Geroge Orwell’s legendary book, “1984,” was not in any way meant to be a prediction of our future, yet that’s exactly what appears to have happened. And now that there’s a Broadway play which follows the events in the book closely, many are finding it difficult to stomach.
Since it’s become clear to most of us that we live in a society dominated by government interference in every aspect of our lives, the book is regaining popularity. Set in a dystopian future (kind of like now; the book was written in 1949) it is meant to warn and educate the reader on the dangers of government. Orwell creates a technologically advanced world in which fear is used as a tool for manipulating, controlling, and brainwashing individuals who do not conform to the prevailing political orthodoxy, and the Broadway play is no different.
Directed by Robert Icke and Duncan Macmillan, the staging features disorienting flourishes like strobe lights and jackhammer sound effects. The play also includes the gruesome torture scenes taken directly from the source material, Orwell’s book. One New York Times theater critic practically required a fainting couch.
Though I usually don’t provide trigger warnings in my reviews, I feel obliged to do so here. The interrogations that Winston undergoes in the play’s second half are graphic enough to verge on torture porn.
People seem to be concerned when watching the play but ignore the fact that the United States government, at this point in history (torture included) is almost as tyrannical as that which Orwell depicted. Perhaps this is why the play is so difficult to stomach, especially for those big government worshipers.
Yet despite the physical reactions from audiences, Icke and Macmillan said that they have no intention of turning down the heat.
“We’re not trying to be willfully assaultive or exploitatively shock people, but there’s nothing here or in the disturbing novel that isn’t happening right now, somewhere around the world: people are being detained without trial, tortured and executed,” explained Macmillan. “We can sanitize that and make people feel comforted, or we can simply present it without commentary and allow it to speak for itself.”
Icke added, “You can stay and watch or you can leave — that’s a perfectly fine reaction to watching someone be tortured. But if this show is the most upsetting part of anyone’s day, they’re not reading the news headlines. Things are much worse than a piece of theater getting under your skin a little bit.” –Jezebel
This play is onto something. Maybe it’s time people wake up to the dangers of their desire for big government.

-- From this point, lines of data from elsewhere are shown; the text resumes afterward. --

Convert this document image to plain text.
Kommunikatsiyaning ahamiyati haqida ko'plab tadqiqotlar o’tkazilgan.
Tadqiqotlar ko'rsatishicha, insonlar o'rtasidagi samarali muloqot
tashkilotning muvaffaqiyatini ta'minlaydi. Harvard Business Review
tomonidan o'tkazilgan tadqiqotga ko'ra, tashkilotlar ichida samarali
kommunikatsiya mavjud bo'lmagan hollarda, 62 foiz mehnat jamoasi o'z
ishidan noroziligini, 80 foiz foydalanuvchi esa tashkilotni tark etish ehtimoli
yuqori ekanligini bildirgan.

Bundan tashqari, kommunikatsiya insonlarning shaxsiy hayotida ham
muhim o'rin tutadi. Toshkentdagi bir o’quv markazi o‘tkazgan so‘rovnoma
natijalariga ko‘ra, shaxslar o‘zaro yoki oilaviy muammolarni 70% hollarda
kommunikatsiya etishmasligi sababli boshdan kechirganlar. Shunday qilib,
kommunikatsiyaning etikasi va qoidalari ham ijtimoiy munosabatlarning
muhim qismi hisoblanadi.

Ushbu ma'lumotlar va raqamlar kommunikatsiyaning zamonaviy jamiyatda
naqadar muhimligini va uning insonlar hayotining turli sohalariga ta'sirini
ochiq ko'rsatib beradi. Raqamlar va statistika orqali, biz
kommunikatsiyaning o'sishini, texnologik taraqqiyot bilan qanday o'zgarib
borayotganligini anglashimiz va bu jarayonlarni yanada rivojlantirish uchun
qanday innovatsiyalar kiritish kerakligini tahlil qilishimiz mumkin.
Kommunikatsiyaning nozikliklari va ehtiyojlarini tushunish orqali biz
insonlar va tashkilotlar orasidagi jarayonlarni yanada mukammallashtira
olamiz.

Unfortunately, the events depicted in this play have been going on for a long time, even in the United States, regardless of the political party in charge; and yes, that includes the media’s love affair, Democrats. Keep in mind, media propaganda in favor of Democrats was warned about. The bias is more than obvious at this point. We live in a time where a Americans are literally demanding the government enslave them and the media is complicit as long as a democrat is the one passing the laws. Americans now believe that their slavery is indeed freedom.
No wonder so many cannot handle the play – it hits a little too close to home for right and left statists.